When should you put the heating on? Keeping your home warm on a budget this winter

 (PA Archive)
(PA Archive)

As temperatures continue to drop, it is natural that people will be looking to turn the heating on - or up - at every chance they get.

But amid an ongoing cost of living crisis, that's often easier said than done.

The blankets may simply not be working anymore which is generally about the time the rumble of boilers gets louder. This can be inconvenient when trying to save energy as your bills are about to get even more expensive.

Here is some expert money-saving advice by EDF Energy to use as we head into winter.

So when should you be putting the heating on?

Most experts will agree that heating should go on when the temperature drops consistently, but there is no clear answer for this unfortunately.

The annual issue of when boilers should be switched on is a heated subject. It probably goes without saying that heating should only be on when it needs to be. It is also better to only heat the room you are in.
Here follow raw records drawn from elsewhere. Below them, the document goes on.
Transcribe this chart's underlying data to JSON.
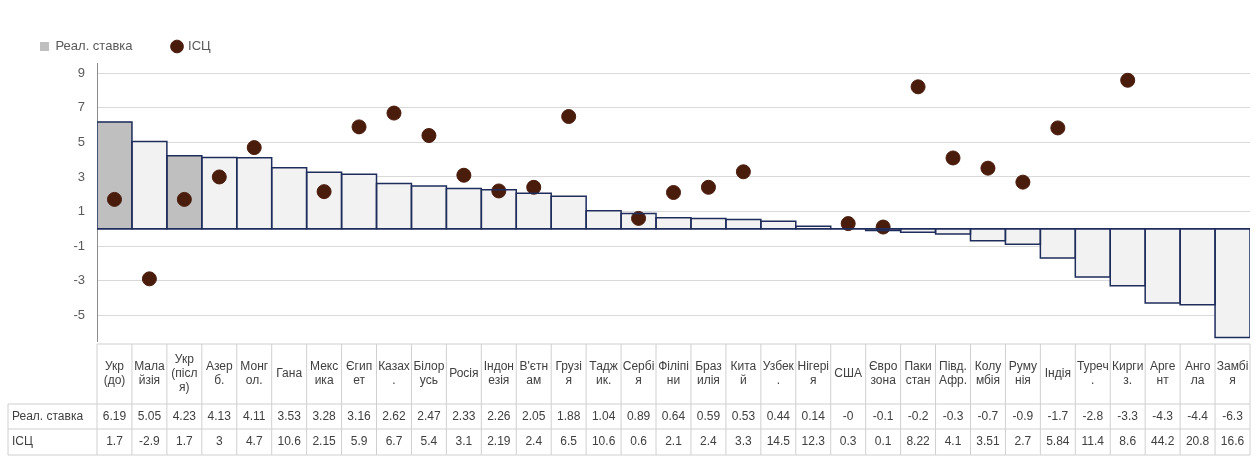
{
  "chart_data": {
    "type": "bar",
    "categories": [
      "Укр (до)",
      "Малайзія",
      "Укр (після)",
      "Азерб.",
      "Монгол.",
      "Гана",
      "Мексика",
      "Єгипет",
      "Казах.",
      "Білорусь",
      "Росія",
      "Індонезія",
      "В'єтнам",
      "Грузія",
      "Таджик.",
      "Сербія",
      "Філіпіни",
      "Бразилія",
      "Китай",
      "Узбек.",
      "Нігерія",
      "США",
      "Єврозона",
      "Пакистан",
      "Півд. Афр.",
      "Колумбія",
      "Румунія",
      "Індія",
      "Туреч.",
      "Киргиз.",
      "Аргент",
      "Ангола",
      "Замбія"
    ],
    "series": [
      {
        "name": "Реал. ставка",
        "color": "#1f2d5c",
        "colors": [
          "#bfbfbf",
          "#f2f2f2",
          "#bfbfbf",
          "#f2f2f2",
          "#f2f2f2",
          "#f2f2f2",
          "#f2f2f2",
          "#f2f2f2",
          "#f2f2f2",
          "#f2f2f2",
          "#f2f2f2",
          "#f2f2f2",
          "#f2f2f2",
          "#f2f2f2",
          "#f2f2f2",
          "#f2f2f2",
          "#f2f2f2",
          "#f2f2f2",
          "#f2f2f2",
          "#f2f2f2",
          "#f2f2f2",
          "#f2f2f2",
          "#f2f2f2",
          "#f2f2f2",
          "#f2f2f2",
          "#f2f2f2",
          "#f2f2f2",
          "#f2f2f2",
          "#f2f2f2",
          "#f2f2f2",
          "#f2f2f2",
          "#f2f2f2",
          "#f2f2f2"
        ],
        "values": [
          6.19,
          5.05,
          4.23,
          4.13,
          4.11,
          3.53,
          3.28,
          3.16,
          2.62,
          2.47,
          2.33,
          2.26,
          2.05,
          1.88,
          1.04,
          0.89,
          0.64,
          0.59,
          0.53,
          0.44,
          0.14,
          0,
          -0.1,
          -0.2,
          -0.3,
          -0.7,
          -0.9,
          -1.7,
          -2.8,
          -3.3,
          -4.3,
          -4.4,
          -6.3
        ],
        "value_labels": [
          "6.19",
          "5.05",
          "4.23",
          "4.13",
          "4.11",
          "3.53",
          "3.28",
          "3.16",
          "2.62",
          "2.47",
          "2.33",
          "2.26",
          "2.05",
          "1.88",
          "1.04",
          "0.89",
          "0.64",
          "0.59",
          "0.53",
          "0.44",
          "0.14",
          "-0",
          "-0.1",
          "-0.2",
          "-0.3",
          "-0.7",
          "-0.9",
          "-1.7",
          "-2.8",
          "-3.3",
          "-4.3",
          "-4.4",
          "-6.3"
        ]
      },
      {
        "type": "scatter",
        "name": "ІСЦ",
        "color": "#4a1c0c",
        "values": [
          1.7,
          -2.9,
          1.7,
          3,
          4.7,
          null,
          2.15,
          5.9,
          6.7,
          5.4,
          3.1,
          2.19,
          2.4,
          6.5,
          null,
          0.6,
          2.1,
          2.4,
          3.3,
          null,
          null,
          0.3,
          0.1,
          8.22,
          4.1,
          3.51,
          2.7,
          5.84,
          null,
          8.6,
          null,
          null,
          null
        ],
        "value_labels": [
          "1.7",
          "-2.9",
          "1.7",
          "3",
          "4.7",
          "10.6",
          "2.15",
          "5.9",
          "6.7",
          "5.4",
          "3.1",
          "2.19",
          "2.4",
          "6.5",
          "10.6",
          "0.6",
          "2.1",
          "2.4",
          "3.3",
          "14.5",
          "12.3",
          "0.3",
          "0.1",
          "8.22",
          "4.1",
          "3.51",
          "2.7",
          "5.84",
          "11.4",
          "8.6",
          "44.2",
          "20.8",
          "16.6"
        ]
      }
    ],
    "ylim": [
      -6.5,
      9.6
    ],
    "yticks": [
      -5,
      -3,
      -1,
      1,
      3,
      5,
      7,
      9
    ],
    "grid": "y",
    "legend": "top left",
    "marker": "circle"
  }
}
Setting a timer for the thermostat may be the most efficient way of regulating this and working around your day.

Things to note:

Getting the house to warm faster by turning the heating up is a myth

It should be noted that cranking up the temperature does not heat the house faster! It doesn’t change the temperature of the water flowing through your radiators. All it means is that the thermostat won’t turn your boiler off until it reaches a higher temperature. Rather, the heating will simply stay on for longer, using more gas and costing more money.

Once you’re warmed up, keep it that way

Try to keep warm air in and cold air out of your property as much as possible. A towel is a great way of trapping cold air coming in from beneath the door. A brush, hinged flap draught excluder or keyhole cover may also do the trick.

Turn your heating down

A 2020 study by Uswitch showed that 2.7 million households turned their thermostats all the way to 25°C. However, if everyone in the UK lowered their thermostats, it was found there could be a combined saving of £1.4 billion on heating bills - and, not to mention, a huge amount of carbon.

Other ways to save money on heating

  • Heat pumps capture heat from air and ground. They do not rely on gas, but electricity.

  • Electric storage heaters could cut your energy bills by 27%, according to EDF Energy.

  • Electric radiators are energy-efficient and easy way to control. Moreover, they may save you money and carbon.